CZ, Sovereign, Explorer, Etrac, DFX, and V3 are all multifrequency. All of them transmit a digital waveform; the easiest is the CZ which uses a simple 5kHz square wave and derives a weaker 15kHz 3rd harmonic from it, so it's a 2F detector. The DFX is also a 2F detector but uses a complex digital waveform to equalize the TX signal strengths. The V3 is similar to the DFX but is a 3F detector. All these -- CZ, DFX, and V3 -- utilize full-wave demods typical in so-called "frequency-domain" detectors.
The Sovereign also transmits a digital waveform but it alternates between a single 3.125kHz square wave and 8 cycles of 25kHz. Therefore, despite all the marketing claims to the contrary, it is a 2F detector. Unlike the CZ/DFX/V3 detectors, the Sov utilizes sampling methods more akin to how PI detectors work, so some people like to think of it as a "time-domain" detector. Regardless of the details of the signal processing, it has a high frequency channel, a low frequency channel, and then a third "low/high" channel which is still sampled from the low frequency signal.
The Explorer uses the exact same TX waveform as the Sovereign, so even though I've never dug into its operation the TX waveform clearly says it's a 2F detector; the "28 frequencies" is marketing bunk. I suspect the ETrac is the same.

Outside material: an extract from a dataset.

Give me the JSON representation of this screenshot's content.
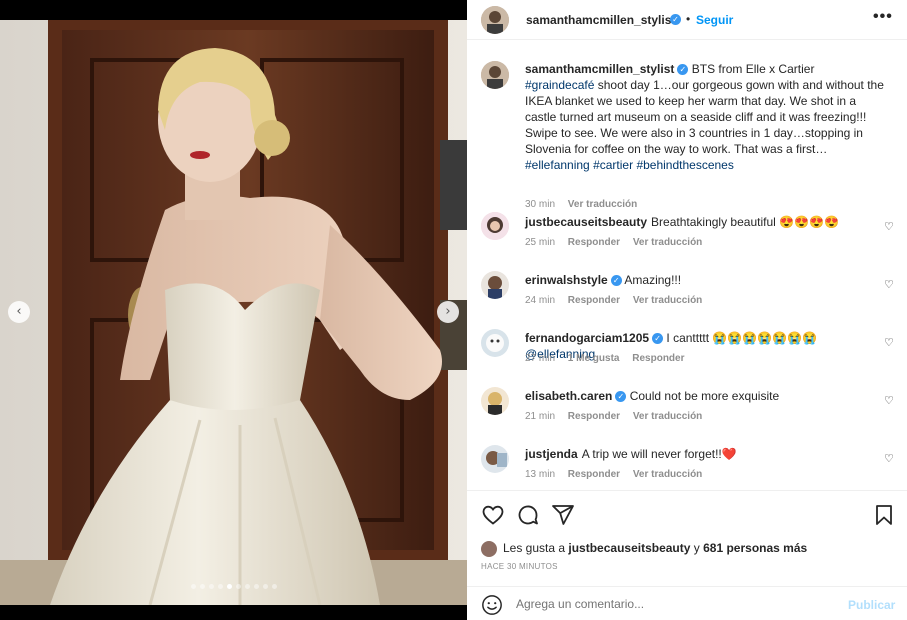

All these detectors continuously transmit and receive and process 2 or 3 frequencies, so they are all multi-frequency. There are some detectors which can transmit/receive/process multiple frequencies but are not "multi-frequency." The Xterras and the Eureka come to mind; they can switch between radically different frequencies, but can't run them simultaneously.